LAWS(PVC)-1928-4-4

RAM NARAIN Vs. MTNANDRANI KUNWAR

Decided On April 10, 1928
RAM NARAIN Appellant
V/S
MTNANDRANI KUNWAR Respondents

JUDGEMENT

(1.) This is a plaintiffs appeal arising out of a suit for recovery of possession of property which was transferred so long ago as 16 January 1865 under a sale- deed executed by Mt. Chunni, the mother, and Mt. Tursa Kunwar, the widow of Jawahir Lal, deceased, whose reversioners the present plaintiffs are The learned Subordinate Judge found that the sale could not have been without legal necessity, and the transferees had discharged the burden that lay on them. It appears that Jawahir Lal, when he died, left a mother and a widow named above and a daughter Mt. Jhamman Kunwar. Probably Mt. Jhamman Kunwar's son Jagannath Prasad was not born then. Jhamman Kunwar was married to Raghabar Dayal who was the son of Chhote Lal. If Jagannath Prasad who was born subsequently had survived Mt. Jhamman Kunwar his mother, the plaintiffs would have had no locus standi to sue. As it happened he died on 9 March 1917 and his mother died after him on 14 July 1921. Succession accordingly opened on the death of Mt. Jhamman Kunwar and the plaintiffs are entitled to challenge this old alienation. The fact that this is a very old transaction as to which oral evidence has by mere lapse of time become almost extinct is patent. It would be very hard on the representatives of the original transferee to expect complete and exhaustive evidence showing the way in which the money obtained by the ladies was utilized for purposes of necessity.
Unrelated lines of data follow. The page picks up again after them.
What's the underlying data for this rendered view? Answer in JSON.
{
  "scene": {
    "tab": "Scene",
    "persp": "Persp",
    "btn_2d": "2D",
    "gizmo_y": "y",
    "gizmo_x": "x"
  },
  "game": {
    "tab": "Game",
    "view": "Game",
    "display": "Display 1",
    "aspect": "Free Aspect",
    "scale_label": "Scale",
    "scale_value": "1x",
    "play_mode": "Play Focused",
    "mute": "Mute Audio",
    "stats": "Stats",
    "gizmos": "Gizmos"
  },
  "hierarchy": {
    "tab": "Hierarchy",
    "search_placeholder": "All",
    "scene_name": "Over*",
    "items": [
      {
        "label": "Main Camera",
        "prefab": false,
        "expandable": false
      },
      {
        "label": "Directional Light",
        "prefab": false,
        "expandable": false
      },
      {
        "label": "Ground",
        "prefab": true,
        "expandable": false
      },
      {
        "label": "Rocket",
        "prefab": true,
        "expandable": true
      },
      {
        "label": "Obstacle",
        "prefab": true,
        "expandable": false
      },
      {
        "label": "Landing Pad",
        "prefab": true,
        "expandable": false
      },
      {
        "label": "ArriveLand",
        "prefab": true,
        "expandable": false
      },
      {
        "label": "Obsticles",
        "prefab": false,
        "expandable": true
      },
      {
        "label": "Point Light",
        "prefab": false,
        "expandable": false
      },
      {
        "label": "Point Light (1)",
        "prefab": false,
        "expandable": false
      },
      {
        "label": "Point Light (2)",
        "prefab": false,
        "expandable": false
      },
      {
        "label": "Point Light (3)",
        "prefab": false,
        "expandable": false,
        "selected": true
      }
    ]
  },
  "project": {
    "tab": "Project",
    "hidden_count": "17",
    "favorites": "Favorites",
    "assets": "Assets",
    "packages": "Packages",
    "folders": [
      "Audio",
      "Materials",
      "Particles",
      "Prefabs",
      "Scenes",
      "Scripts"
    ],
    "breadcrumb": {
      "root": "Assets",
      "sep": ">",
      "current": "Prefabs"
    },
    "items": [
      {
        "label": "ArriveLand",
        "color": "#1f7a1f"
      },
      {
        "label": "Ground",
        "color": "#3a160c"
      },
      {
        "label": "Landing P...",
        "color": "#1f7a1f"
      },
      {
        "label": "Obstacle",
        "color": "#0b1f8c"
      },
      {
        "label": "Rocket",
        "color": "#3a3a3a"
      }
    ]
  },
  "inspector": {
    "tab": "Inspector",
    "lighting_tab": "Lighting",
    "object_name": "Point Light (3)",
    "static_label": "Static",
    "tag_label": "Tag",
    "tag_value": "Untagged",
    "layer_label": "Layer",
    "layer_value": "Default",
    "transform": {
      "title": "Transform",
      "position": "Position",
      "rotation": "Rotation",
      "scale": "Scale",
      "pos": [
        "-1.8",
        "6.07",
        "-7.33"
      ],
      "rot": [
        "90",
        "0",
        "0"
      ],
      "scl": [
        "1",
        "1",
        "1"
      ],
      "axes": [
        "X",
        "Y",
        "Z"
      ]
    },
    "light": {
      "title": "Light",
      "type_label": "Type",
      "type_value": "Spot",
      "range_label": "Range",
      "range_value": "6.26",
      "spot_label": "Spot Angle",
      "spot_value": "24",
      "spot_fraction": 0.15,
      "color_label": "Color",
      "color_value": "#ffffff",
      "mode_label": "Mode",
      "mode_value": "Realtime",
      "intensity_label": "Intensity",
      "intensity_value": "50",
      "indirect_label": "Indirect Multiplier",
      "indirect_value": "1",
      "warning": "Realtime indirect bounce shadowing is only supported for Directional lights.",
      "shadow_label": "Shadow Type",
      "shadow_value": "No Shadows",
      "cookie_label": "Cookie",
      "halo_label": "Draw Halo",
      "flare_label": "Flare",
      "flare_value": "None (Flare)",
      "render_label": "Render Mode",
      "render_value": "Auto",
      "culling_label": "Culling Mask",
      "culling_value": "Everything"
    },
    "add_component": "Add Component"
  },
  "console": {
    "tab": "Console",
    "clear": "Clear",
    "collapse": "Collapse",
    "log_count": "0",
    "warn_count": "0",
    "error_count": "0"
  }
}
(2.) The deed, however, contains an express recital to the effect that decretal amounts of certain named creditors and others were due by the executants ancestor, and they had borrowed money under bonds and pro-notes from Chhote Lal and made payments to those creditors. The sale consideration, which was Rs. 4000 was set off against the entire amount which had been so borrowed for the payment of the debts. The executants acknowledged that they had applied the amount towards the payment of their ancestral debts. Recitals in a deed of sale with regard to the existence of legal necessity for an alienation by a Hindu widow are not in themselves evidence of such necessity without substantiation by evidence aliundi, Brij Lal V/s. Mt. Inda Kunwar A.I.R. 1914 P.C. 38. But even though the onus lies upon the legal representatives of the transferee to prove the necessity for the sale yet having regard to the great lapse of time, it would not be reasonable to expect that full and detailed evidence would be forthcoming as to the state of things which gave rise to the sale-deed in question, as would be the case if alienations made at more or less recent dates were concerned. In such circumstances presumptions are permissible to fill in the details which have been obliterated by time: Chintamanibhatka Venkata Reddi Pantulu Garu V/s. Rani Saheba of Wadhwan A.I.R. 1920 P.C. 64. Furthermore, it is not absolutely necessary for a transferee to establish the actual existence of family necessities, or to show that the money advanced by him was utilized for such purposes. It is only necessary that a representation should have been made to the purchaser that such necessity existed and that he should have acted honestly and made proper enquiry to satisfy himself of its existence. The recital in the document is clear evidence of a representation, and if the circumstances are such as to justify a reasonable belief that an enquiry would have confirmed its truth, then when proof of actual enquiry has become impossible the recital coupled with such circumstances would be sufficient evidence to support the deed: Banga Chandra Dhur Biswas V/s. Jagat Kishore Acharjya Chawdhuri A.I.R. 1916 P.C. 110.

(3.) We have therefore to consider whether the circumstances of this case are such as would justify us in holding that the recital contained in the sale-deed was correct and that the representation made to the transferee was true, or that reasonable enquiry would have shown that it was well-founded.